Honestly, I have high hopes for the company who picked up the rights to my novella “Living With the Foleys”. My son Sam is a budding film-maker and when he heard who was interested in “Foleys”, he immediately emailed me with the information: “Dad, these guys work with Guy Maddin!”.

Zang!

Well, say no more. We’re big fans of ol’ Guy’s, love the originality and utter madness of his oeuvre. The man’s a certifiable genius—or should that read certifiable and a genius?

So, yes, I signed the contract and now they have a couple of years to see if they can make something out of my novella.

Finally, I’m abashed to note that I recently put more money into the pockets of Tim Cook and the corporate scum at Apple Computer.

I bought an iPad.

I needed a portable device, something I could have with me when I’m away from home, a word processor slash reading device slash music player. And then there are podcasts.
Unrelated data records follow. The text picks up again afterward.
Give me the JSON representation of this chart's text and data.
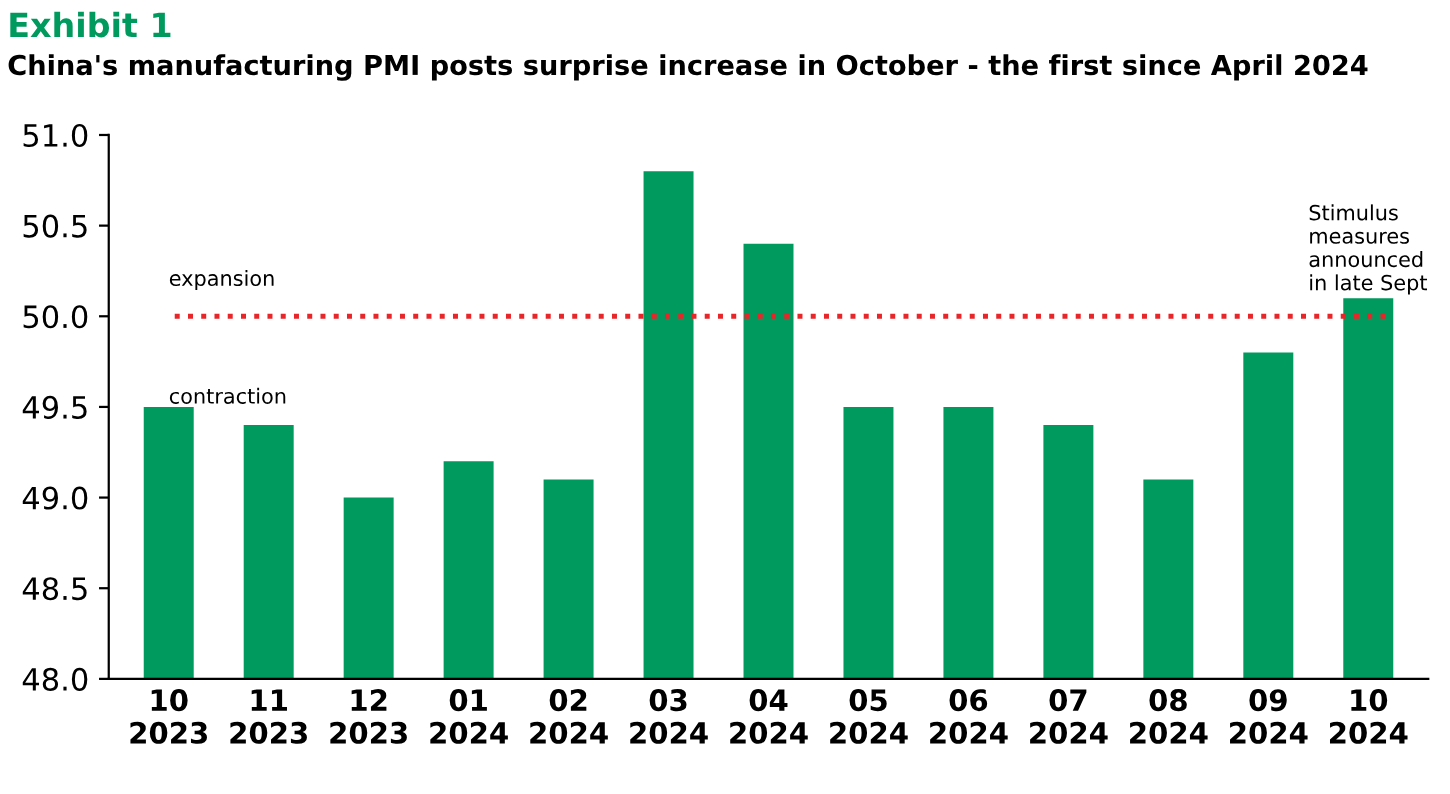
{
  "chart_data": {
    "type": "bar",
    "title": "Exhibit 1",
    "subtitle": "China's manufacturing PMI posts surprise increase in October - the first since April 2024",
    "categories": [
      "10\n2023",
      "11\n2023",
      "12\n2023",
      "01\n2024",
      "02\n2024",
      "03\n2024",
      "04\n2024",
      "05\n2024",
      "06\n2024",
      "07\n2024",
      "08\n2024",
      "09\n2024",
      "10\n2024"
    ],
    "values": [
      49.5,
      49.4,
      49.0,
      49.2,
      49.1,
      50.8,
      50.4,
      49.5,
      49.5,
      49.4,
      49.1,
      49.8,
      50.1
    ],
    "color": "#009a5e",
    "ylim": [
      48,
      51
    ],
    "yticks": [
      {
        "value": 48,
        "label": "48.0"
      },
      {
        "value": 48.5,
        "label": "48.5"
      },
      {
        "value": 49,
        "label": "49.0"
      },
      {
        "value": 49.5,
        "label": "49.5"
      },
      {
        "value": 50,
        "label": "50.0"
      },
      {
        "value": 50.5,
        "label": "50.5"
      },
      {
        "value": 51,
        "label": "51.0"
      }
    ],
    "ref_lines": [
      {
        "axis": "y",
        "value": 50,
        "color": "#e8262a",
        "line_style": "dotted"
      }
    ],
    "annotations": [
      "expansion",
      "contraction",
      "Stimulus\nmeasures\nannounced\nin late Sept"
    ],
    "grid": false
  }
}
It hasn’t taken me long to get addicted to them. “S-Town” was amazing and I’ve been tuning in regularly to “Invisibilia”, “WTF”, “Risk!” and numerous others. Hat’s off to NPR, they seem to produce or collaborate on some of the best stuff out there.

Since picking my iPad up a month ago, we’ve become just about inseparable. It’s constantly playing something—this morning while I was shaving I listened to “The Daily”, a program produced by The New Yorker.
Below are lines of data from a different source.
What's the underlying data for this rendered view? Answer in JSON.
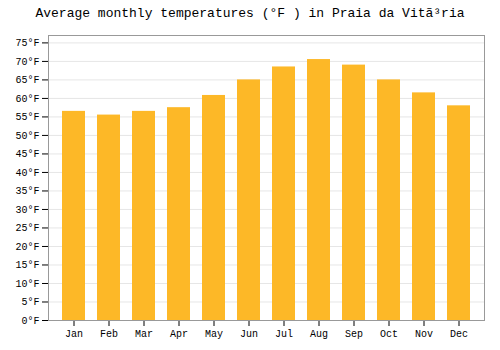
{
  "chart_data": {
    "type": "bar",
    "title": "Average monthly temperatures (°F ) in Praia da Vitã³ria",
    "categories": [
      "Jan",
      "Feb",
      "Mar",
      "Apr",
      "May",
      "Jun",
      "Jul",
      "Aug",
      "Sep",
      "Oct",
      "Nov",
      "Dec"
    ],
    "values": [
      56.5,
      55.5,
      56.5,
      57.5,
      60.8,
      65.0,
      68.5,
      70.5,
      69.0,
      65.0,
      61.5,
      58.0
    ],
    "color": "#FDB827",
    "ylim": [
      0,
      77
    ],
    "yticks": [
      {
        "value": 0,
        "label": "0°F"
      },
      {
        "value": 5,
        "label": "5°F"
      },
      {
        "value": 10,
        "label": "10°F"
      },
      {
        "value": 15,
        "label": "15°F"
      },
      {
        "value": 20,
        "label": "20°F"
      },
      {
        "value": 25,
        "label": "25°F"
      },
      {
        "value": 30,
        "label": "30°F"
      },
      {
        "value": 35,
        "label": "35°F"
      },
      {
        "value": 40,
        "label": "40°F"
      },
      {
        "value": 45,
        "label": "45°F"
      },
      {
        "value": 50,
        "label": "50°F"
      },
      {
        "value": 55,
        "label": "55°F"
      },
      {
        "value": 60,
        "label": "60°F"
      },
      {
        "value": 65,
        "label": "65°F"
      },
      {
        "value": 70,
        "label": "70°F"
      },
      {
        "value": 75,
        "label": "75°F"
      }
    ],
    "grid": true
  }
}
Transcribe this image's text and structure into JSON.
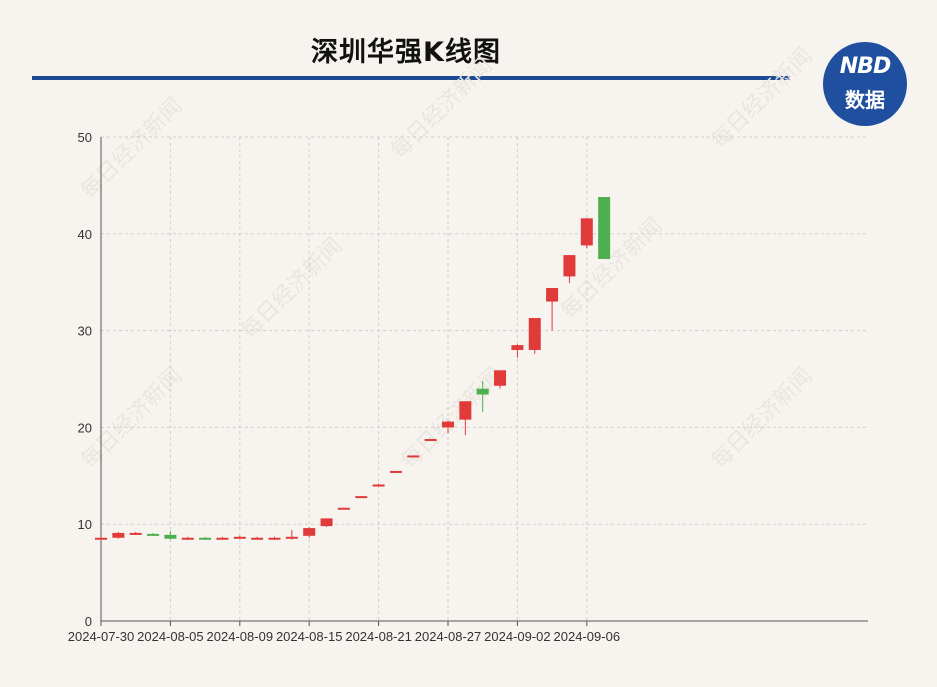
{
  "title": "深圳华强K线图",
  "logo": {
    "line1": "NBD",
    "line2": "数据"
  },
  "watermark": "每日经济新闻",
  "colors": {
    "up": "#e03a3a",
    "down": "#4caf50",
    "rule": "#1c4a95",
    "logo_bg": "#1f4f9e"
  },
  "chart_data": {
    "type": "candlestick",
    "title": "深圳华强K线图",
    "ylim": [
      0,
      50
    ],
    "yticks": [
      0,
      10,
      20,
      30,
      40,
      50
    ],
    "xticks": [
      "2024-07-30",
      "2024-08-05",
      "2024-08-09",
      "2024-08-15",
      "2024-08-21",
      "2024-08-27",
      "2024-09-02",
      "2024-09-06"
    ],
    "grid": true,
    "candles": [
      {
        "date": "2024-07-30",
        "open": 8.4,
        "close": 8.6,
        "high": 8.7,
        "low": 8.3
      },
      {
        "date": "2024-07-31",
        "open": 8.6,
        "close": 9.1,
        "high": 9.2,
        "low": 8.5
      },
      {
        "date": "2024-08-01",
        "open": 9.0,
        "close": 9.1,
        "high": 9.2,
        "low": 8.9
      },
      {
        "date": "2024-08-02",
        "open": 9.0,
        "close": 8.9,
        "high": 9.1,
        "low": 8.8
      },
      {
        "date": "2024-08-05",
        "open": 8.9,
        "close": 8.5,
        "high": 9.3,
        "low": 8.4
      },
      {
        "date": "2024-08-06",
        "open": 8.5,
        "close": 8.6,
        "high": 8.7,
        "low": 8.4
      },
      {
        "date": "2024-08-07",
        "open": 8.6,
        "close": 8.5,
        "high": 8.7,
        "low": 8.4
      },
      {
        "date": "2024-08-08",
        "open": 8.5,
        "close": 8.6,
        "high": 8.7,
        "low": 8.4
      },
      {
        "date": "2024-08-09",
        "open": 8.6,
        "close": 8.7,
        "high": 8.8,
        "low": 8.5
      },
      {
        "date": "2024-08-12",
        "open": 8.6,
        "close": 8.6,
        "high": 8.7,
        "low": 8.5
      },
      {
        "date": "2024-08-13",
        "open": 8.5,
        "close": 8.6,
        "high": 8.7,
        "low": 8.4
      },
      {
        "date": "2024-08-14",
        "open": 8.6,
        "close": 8.7,
        "high": 9.4,
        "low": 8.4
      },
      {
        "date": "2024-08-15",
        "open": 8.8,
        "close": 9.6,
        "high": 9.7,
        "low": 8.6
      },
      {
        "date": "2024-08-16",
        "open": 9.8,
        "close": 10.6,
        "high": 10.6,
        "low": 9.7
      },
      {
        "date": "2024-08-19",
        "open": 11.6,
        "close": 11.7,
        "high": 11.7,
        "low": 11.6
      },
      {
        "date": "2024-08-20",
        "open": 12.8,
        "close": 12.9,
        "high": 12.9,
        "low": 12.8
      },
      {
        "date": "2024-08-21",
        "open": 14.0,
        "close": 14.1,
        "high": 14.2,
        "low": 13.9
      },
      {
        "date": "2024-08-22",
        "open": 15.4,
        "close": 15.5,
        "high": 15.5,
        "low": 15.4
      },
      {
        "date": "2024-08-23",
        "open": 17.0,
        "close": 17.1,
        "high": 17.1,
        "low": 17.0
      },
      {
        "date": "2024-08-26",
        "open": 18.7,
        "close": 18.8,
        "high": 18.8,
        "low": 18.7
      },
      {
        "date": "2024-08-27",
        "open": 20.0,
        "close": 20.6,
        "high": 20.7,
        "low": 19.4
      },
      {
        "date": "2024-08-28",
        "open": 20.8,
        "close": 22.7,
        "high": 22.7,
        "low": 19.2
      },
      {
        "date": "2024-08-29",
        "open": 24.0,
        "close": 23.4,
        "high": 24.8,
        "low": 21.6
      },
      {
        "date": "2024-08-30",
        "open": 24.3,
        "close": 25.9,
        "high": 25.9,
        "low": 24.0
      },
      {
        "date": "2024-09-02",
        "open": 28.0,
        "close": 28.5,
        "high": 28.6,
        "low": 27.2
      },
      {
        "date": "2024-09-03",
        "open": 28.0,
        "close": 31.3,
        "high": 31.3,
        "low": 27.6
      },
      {
        "date": "2024-09-04",
        "open": 33.0,
        "close": 34.4,
        "high": 34.4,
        "low": 30.0
      },
      {
        "date": "2024-09-05",
        "open": 35.6,
        "close": 37.8,
        "high": 37.8,
        "low": 34.9
      },
      {
        "date": "2024-09-06",
        "open": 38.8,
        "close": 41.6,
        "high": 41.6,
        "low": 38.5
      },
      {
        "date": "2024-09-09",
        "open": 43.8,
        "close": 37.4,
        "high": 43.8,
        "low": 37.4
      }
    ]
  }
}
I’m sure the habit will taper off eventually, but between my editing and tooling around on the iPad, the cold days of February zipped past.

Well, it’s much cheaper than flying to Cozumel, catching dysentery and spending a week in intensive care, pinned to an I.V. bag of antibiotics. Less invasive too.

I shall endeavor to update this blog more often. Kind of a weird beginning to the year and it’s taken me awhile to retool and get back on the bicycle (so to speak).

The days are brighter and longer, the chill lifting from my bones.

Better times ahead. New life and new hope just around the corner.